Andy is joining Kent and Medway NHS and Social Care Partnership Trust as the Trust's Chief Nurse on 1 March and is very much looking forward to meeting our fabulous team of nurses.

As it’s Mental Health Nurses’ Day, Andy wanted to reach out and join in with our celebrations with his own story of how he became a mental health nurse and what it means to him still today.

“I trained as a nurse towards the end of the asylum era of mental healthcare in a large hospital in Lancashire. I then went on to work in adult mental health for a few years before moving to London to work with children and adolescents. I was employed to lead on the development of new inpatient units for adolescents at Guys Hospital and then later went on to do this in East London too.

“Working with children and teenagers was, and still is, a real passion. Giving people the best ‘first experience’ of mental health services is very important to me. It shapes how they continue to seek and engage with the help and support all mental health services can provide. As a nurse you want that relationship to start as well as possible and to be able to give that person the best possible chance of a full recovery- it’s essential.

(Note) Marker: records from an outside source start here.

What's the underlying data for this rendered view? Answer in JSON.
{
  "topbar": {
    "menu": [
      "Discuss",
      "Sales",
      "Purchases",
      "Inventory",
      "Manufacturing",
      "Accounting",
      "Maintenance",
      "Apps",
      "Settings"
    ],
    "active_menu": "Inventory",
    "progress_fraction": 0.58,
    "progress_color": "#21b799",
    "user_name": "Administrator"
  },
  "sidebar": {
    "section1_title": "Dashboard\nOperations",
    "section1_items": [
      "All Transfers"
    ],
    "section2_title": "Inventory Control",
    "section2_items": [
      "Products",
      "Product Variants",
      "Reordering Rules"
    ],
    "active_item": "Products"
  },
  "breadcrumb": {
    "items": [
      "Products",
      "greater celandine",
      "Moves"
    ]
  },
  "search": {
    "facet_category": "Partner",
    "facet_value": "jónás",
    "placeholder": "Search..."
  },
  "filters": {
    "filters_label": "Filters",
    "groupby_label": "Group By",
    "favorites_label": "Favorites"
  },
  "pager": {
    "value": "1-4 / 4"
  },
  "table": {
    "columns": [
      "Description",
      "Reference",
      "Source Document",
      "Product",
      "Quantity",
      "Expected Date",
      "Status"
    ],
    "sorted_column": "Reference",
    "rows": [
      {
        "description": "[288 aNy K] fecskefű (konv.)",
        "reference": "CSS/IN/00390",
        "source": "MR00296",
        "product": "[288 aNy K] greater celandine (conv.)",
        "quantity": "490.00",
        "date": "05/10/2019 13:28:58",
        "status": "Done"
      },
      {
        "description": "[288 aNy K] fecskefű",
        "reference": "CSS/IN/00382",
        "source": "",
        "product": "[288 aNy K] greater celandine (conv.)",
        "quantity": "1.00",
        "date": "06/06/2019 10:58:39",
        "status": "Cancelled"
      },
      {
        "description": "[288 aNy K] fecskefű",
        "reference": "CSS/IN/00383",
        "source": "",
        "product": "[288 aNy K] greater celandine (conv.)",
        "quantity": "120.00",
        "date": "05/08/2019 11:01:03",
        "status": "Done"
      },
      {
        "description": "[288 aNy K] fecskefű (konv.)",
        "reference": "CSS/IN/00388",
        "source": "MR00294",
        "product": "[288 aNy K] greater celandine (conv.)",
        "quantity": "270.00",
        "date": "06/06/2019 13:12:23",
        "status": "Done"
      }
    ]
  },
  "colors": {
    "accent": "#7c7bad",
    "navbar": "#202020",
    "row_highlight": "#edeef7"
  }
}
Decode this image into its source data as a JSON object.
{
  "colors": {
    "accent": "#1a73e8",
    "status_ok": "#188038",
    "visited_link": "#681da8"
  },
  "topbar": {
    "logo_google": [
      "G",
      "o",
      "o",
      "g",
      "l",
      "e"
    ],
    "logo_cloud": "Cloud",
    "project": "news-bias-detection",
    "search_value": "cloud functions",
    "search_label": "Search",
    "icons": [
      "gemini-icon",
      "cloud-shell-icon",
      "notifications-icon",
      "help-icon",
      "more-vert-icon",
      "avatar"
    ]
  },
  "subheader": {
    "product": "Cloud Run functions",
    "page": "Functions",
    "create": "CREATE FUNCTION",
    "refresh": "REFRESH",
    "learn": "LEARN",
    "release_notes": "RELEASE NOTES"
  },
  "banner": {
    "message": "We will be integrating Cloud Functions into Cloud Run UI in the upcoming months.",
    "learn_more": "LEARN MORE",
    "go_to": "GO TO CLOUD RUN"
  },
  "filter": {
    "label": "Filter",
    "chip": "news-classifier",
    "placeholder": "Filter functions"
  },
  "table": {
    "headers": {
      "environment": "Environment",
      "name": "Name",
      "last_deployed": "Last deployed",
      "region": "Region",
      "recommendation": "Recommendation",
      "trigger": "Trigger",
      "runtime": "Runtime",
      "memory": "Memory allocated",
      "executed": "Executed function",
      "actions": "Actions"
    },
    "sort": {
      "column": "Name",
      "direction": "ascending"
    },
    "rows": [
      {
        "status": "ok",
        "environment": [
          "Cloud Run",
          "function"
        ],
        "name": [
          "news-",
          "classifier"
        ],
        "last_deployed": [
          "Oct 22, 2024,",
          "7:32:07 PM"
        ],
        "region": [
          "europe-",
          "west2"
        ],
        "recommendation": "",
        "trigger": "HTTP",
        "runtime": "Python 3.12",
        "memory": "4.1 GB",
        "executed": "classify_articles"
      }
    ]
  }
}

“What I realise most after many years as a nurse is that, regardless of clinical area, if you are passionate about the work you do, then it often generates a tremendous sense of hope in those around you. Nurses play such an important role in this, they can make such an enormous difference.

“As a mental health nurse, I love learning about people. I love helping people to think through and manage their problems. Build on their strengths and talents as well as creating hope and direction with them too. Being a nurse is very often great fun. I think this is directly connected to that sense of reward that you get seeing a person’s quality of life improve and knowing that you were involved in that happening.

“My advice, if you are thinking of becoming a mental health nurse, is to just think about a moment when someone was kind to you. It may only have been a small gesture, but think about how you felt! Making a difference starts and ends with kindness. There may be much wisdom and training required in between, but if you are eager to find a way of creating a career shaped by kindness and compassion, then I could think of no better option than mental health nursing. It is a challenge, but it is so worth the effort!”